Re: Local authentication on Catos when tacacs fails

shawn.stone · ‎10-07-2004

I want to set up my switches to authenticate locally when tacacs fails (I have succeeded in doing this with the routers). I have gotten the switch to fail over to local without a problem.

However, it is not asking for the standard login password. It is asking for a username. I have never configured a username on the switch. It is running catos 5.5, and thus does not appear to HAVE a local username fucntion. Does anyone know what I need to do to get it to fail over to the login and enable passwords? If I configure it on anything greater than 7.5.1, i know how to fix that. How do I fix the older devices without upgrading (many of these can't be upgraded, but are necessary on my network).
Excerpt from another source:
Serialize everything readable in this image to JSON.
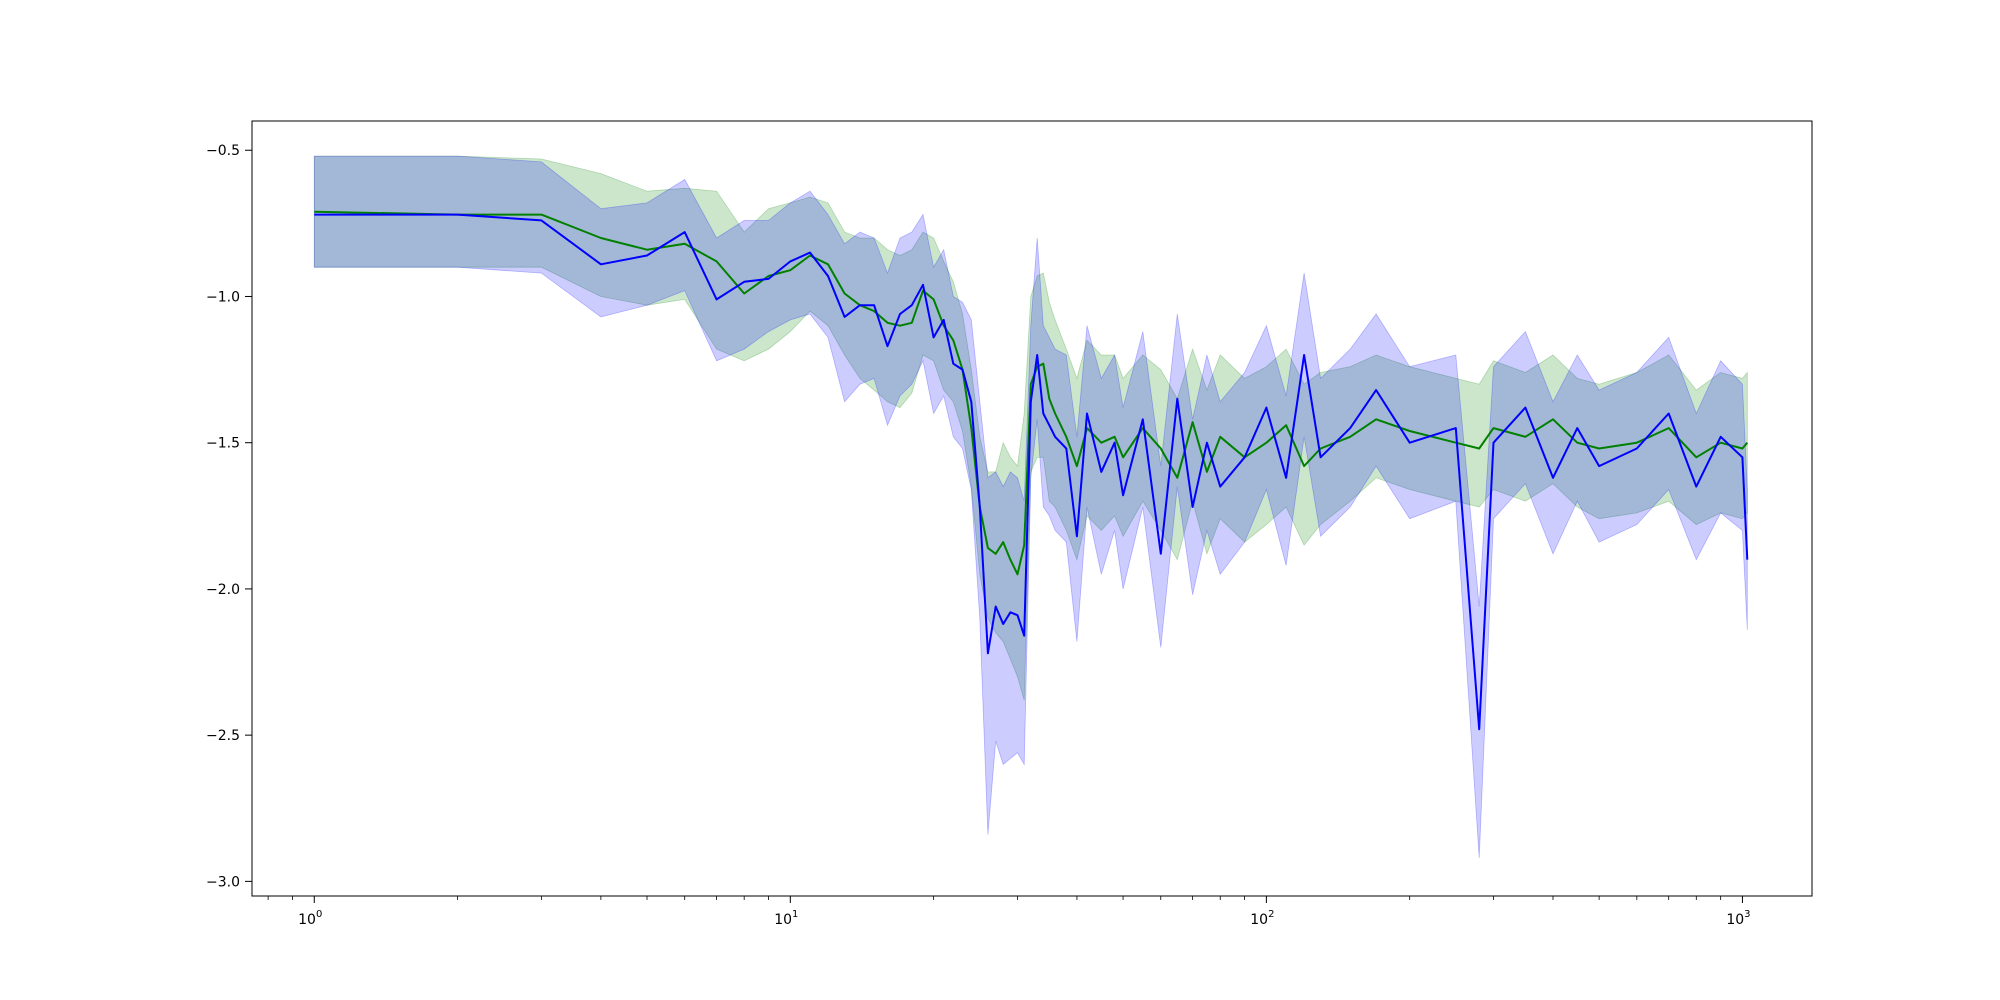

Here are the two lines of code that I think are pertinent... if more is needed let me know.

set authentication login tacacs enable telnet primary

set authentication login local enable telnet

Thanks in advance!

scottosan · ‎10-08-2004

Your config looks good.

http://www.cisco.com/en/US/tech/tk583/tk642/technologies_tech_note09186a0080094ea4.shtml

Make sure there is a back door into the switch if the server is down by issuing the following command:

set authentication login local enable.

Enable TACACS+ authentication by issuing the following command:

set authentication login tacacs enable.

Define the server by issuing the following command:

set tacacs server #.#.#.#.

Define the server key (This is optional with TACACS+, as it causes switch-to-server data to be encrypted. If used, it must agree with the server.) by issuing the following command:

set tacacs key your_key .

triplecap · ‎10-08-2004

I have tacacs set up the same way on our switches and it does the same thing. If tacacs is unavailable and it prompts for your username, just enter anything and then it will prompt you for the password. At this point you can enter your local password to get in.